Dit artikel is onderdeel van een reeks over 60 jaar boomkorvisserij op Urk, in augustus 2023 gepubliceerd in Het Urkerland en Visserijnieuws. Lees de andere artikelen hier, hier en – last but not least – hier.

De UK 48 schakelde ruim 60 jaar geleden over op de boomkorvisserij, maar in feite is deze methode al eeuwenoud en niet onbekend bij de Urker vloot.

Oud-vissers Jurie van den Berg en Meindert de Boer beschreven de geschiedenis. Jurie: ,,Al in de middeleeuwen werd met schrobnetten gevist, de voorlopers van de boomkor. Mijn grootvader Jurie had in zijn jeugd op de Zuiderzee met deze netjes gevist, die ze toen Engelsmannetjes noemden.”

Zo werden de bomen in eerste instantie aan de giek bevestigd (Jurie van den Berg)

De Urkers waren niet de eersten die deze methode herintroduceerde en moderniseerden. Dat waren de Wieringers, die met boomkor op garnalen visten. Dirk Zegel uit Harlingen was de eerste die de boomkor in de winter inzette voor platvis. De UK 48 was echter wel de eerste grotere kotter (190 pk) die op de Noordzee succesvol experimenteerde met de boomkor.

Nadat de UK 61 het voorbeeld van de UK 48 besloot te volgen, had grootvader Jurie van den Berg aan één woord genoeg. ,,Hoe lang wordt de stok?’’, vroeg hij. ,,Dan maak ik wat Engelsmannetjes.’’

De gieken konden het gewicht van de bomen vaak niet dragen en moesten in het weekend weer recht worden gebogen (Jurie van den Berg)

Ongeschikte kotters

Meindert de Boer maakte die gevaarlijke beginperiode als 15-jarige persoonlijk mee: ,,De kottertjes uit die tijd waren in feite totaal niet geschikt voor de boomkor. Ze waren maar eenentwintig meter lang en iets meer dan vijf meter breed. Met een stabiliteit van lik-me-vestje. De mast was van hout en de visgieken stonden in de 45 graden stand tijdens het vissen. De winch voor het visdraad was met twee rollen niet geschikt, dus de gieken konden niet horizontaal. Levensgevaarlijk, want je had nog geen stuurtouwen en geen autopilot.’’

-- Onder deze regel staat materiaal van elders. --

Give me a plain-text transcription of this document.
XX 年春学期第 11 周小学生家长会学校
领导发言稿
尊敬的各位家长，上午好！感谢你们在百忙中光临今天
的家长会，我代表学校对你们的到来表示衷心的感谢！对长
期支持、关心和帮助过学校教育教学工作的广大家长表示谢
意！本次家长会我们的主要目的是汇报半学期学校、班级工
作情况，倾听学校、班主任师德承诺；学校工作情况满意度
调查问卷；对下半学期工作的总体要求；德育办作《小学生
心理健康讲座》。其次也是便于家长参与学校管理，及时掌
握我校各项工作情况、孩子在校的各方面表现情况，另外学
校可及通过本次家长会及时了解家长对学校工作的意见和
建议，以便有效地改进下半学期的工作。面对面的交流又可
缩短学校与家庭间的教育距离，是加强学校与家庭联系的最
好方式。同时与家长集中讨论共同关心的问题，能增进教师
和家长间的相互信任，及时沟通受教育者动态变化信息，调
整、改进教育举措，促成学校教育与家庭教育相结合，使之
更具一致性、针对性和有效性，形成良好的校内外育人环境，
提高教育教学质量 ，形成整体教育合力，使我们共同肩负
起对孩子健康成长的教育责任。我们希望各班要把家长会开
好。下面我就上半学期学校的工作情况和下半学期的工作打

Jurie: ,,In de beginperiode maakte je stunten mee. Het materiaal was hopeloos. De gieken en de korren waren te dun en gemaakt van licht materiaal en verbogen constant. Metz had een vast team dat niks anders deed dan op zaterdag kromme gieken en korren rechtbuigen. Ook werden er heel wat netten verspeeld en gingen er heel wat uren in het breien en boeten zitten. De bokkenvisserij werd ook wel brokkenvisserij genoemd.”

Een nieuwe giek (Jurie van den Berg)

De ‘brokkenvisserij’ werd veel vissers noodlottig. In de jaren 1966 tot en met 1969 vergaan er vijf Urker boomkorkotters, elk met vijf bemanningsleden: de UK 58, UK 223, UK 154, UK 91 en UK 204.

Met vallen en opstaan werden de problemen opgelost. De houten en ‘slappe’ masten werden vervangen door sterk staal; dubbele voormasten en achtermasten deden hun intrede. Aanscherping van de stabiliteitseisen zorgde voor verdere verbetering.